What began as a life of discovery, of wonder and amazement has over time evolved into me, day after day, discovering this couch.  I travel no farther than the den, plop myself in front of the television and explore all known creation.

Through the television I get to travel to foreign lands, visit with people of all persuasions and witness cultures quite different from my own.  Limited only by human imagination it is all very exciting, however, my true experience is quite void of taste, smell, feel and movement.  I am a slug.  Every hour of every day I sit here, having walked no further than the distance from my bed to the couch.  I do not climb or swim or run marathons. I see activity but never participate.  I watch adventure movies but have no adventures of my own.

This isn’t even that nice of a couch.  It is old and worn out in places that have suffered years of fidgeting and rearranging.  There are random lumps and odd indentations.  There are stray bits of things down between the cushions; things that my wandering fingers occasionally discover - like bits of Kleenex, cracker crumbs and out of date coupons from the days when I used to get a newspaper, and things that without extracting them completely shall remain a mystery.

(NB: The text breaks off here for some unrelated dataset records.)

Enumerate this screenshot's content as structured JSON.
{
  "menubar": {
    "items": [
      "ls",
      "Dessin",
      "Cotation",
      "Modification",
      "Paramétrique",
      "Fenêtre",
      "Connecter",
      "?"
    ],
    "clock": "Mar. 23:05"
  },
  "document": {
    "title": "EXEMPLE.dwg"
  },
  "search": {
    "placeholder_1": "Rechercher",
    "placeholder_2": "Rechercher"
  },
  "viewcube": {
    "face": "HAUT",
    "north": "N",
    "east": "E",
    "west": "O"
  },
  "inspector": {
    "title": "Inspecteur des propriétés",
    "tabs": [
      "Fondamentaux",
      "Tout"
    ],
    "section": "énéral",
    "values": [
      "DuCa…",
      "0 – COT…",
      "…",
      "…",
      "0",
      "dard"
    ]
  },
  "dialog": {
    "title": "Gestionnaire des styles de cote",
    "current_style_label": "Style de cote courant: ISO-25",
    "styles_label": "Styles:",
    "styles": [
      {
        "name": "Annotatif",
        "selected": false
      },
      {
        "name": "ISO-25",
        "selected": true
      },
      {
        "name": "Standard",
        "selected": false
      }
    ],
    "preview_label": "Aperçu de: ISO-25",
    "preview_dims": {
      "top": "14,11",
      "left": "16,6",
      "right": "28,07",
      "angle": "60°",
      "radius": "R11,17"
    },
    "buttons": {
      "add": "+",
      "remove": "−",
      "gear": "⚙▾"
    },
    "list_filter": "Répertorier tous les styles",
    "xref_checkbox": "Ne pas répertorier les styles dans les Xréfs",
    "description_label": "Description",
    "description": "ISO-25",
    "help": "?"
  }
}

Once I viewed this couch as if it was the Millennium Falcon and I was Harrison Ford kicking the TV into hyper drive whenever a commercial came on.  But then - with a click of the remote I am suddenly transformed to some talk show and there sits Harrison talking about his latest movie or some political movement he supports.  I see him as he is now and I see the age on his face.  He has gotten so old.

It is this kind of discovery that makes me wish I had, so many years ago, replaced my television with a 52 inch mirror.  Would I have sat here for a lifetime watching myself squirm and fidget on this non-flying couch?  Would I have really traded in my sense of taste, smell and adventure for nothing more than a remote control?

I truly have squandered my time here.  I, myself, have become the crumb beneath the cushion of life.  I am that indiscernible bit, that foreign object to be ultimately felt by the fingertips of the creator.



“Oh, here you are.  Have you been down there the whole time?”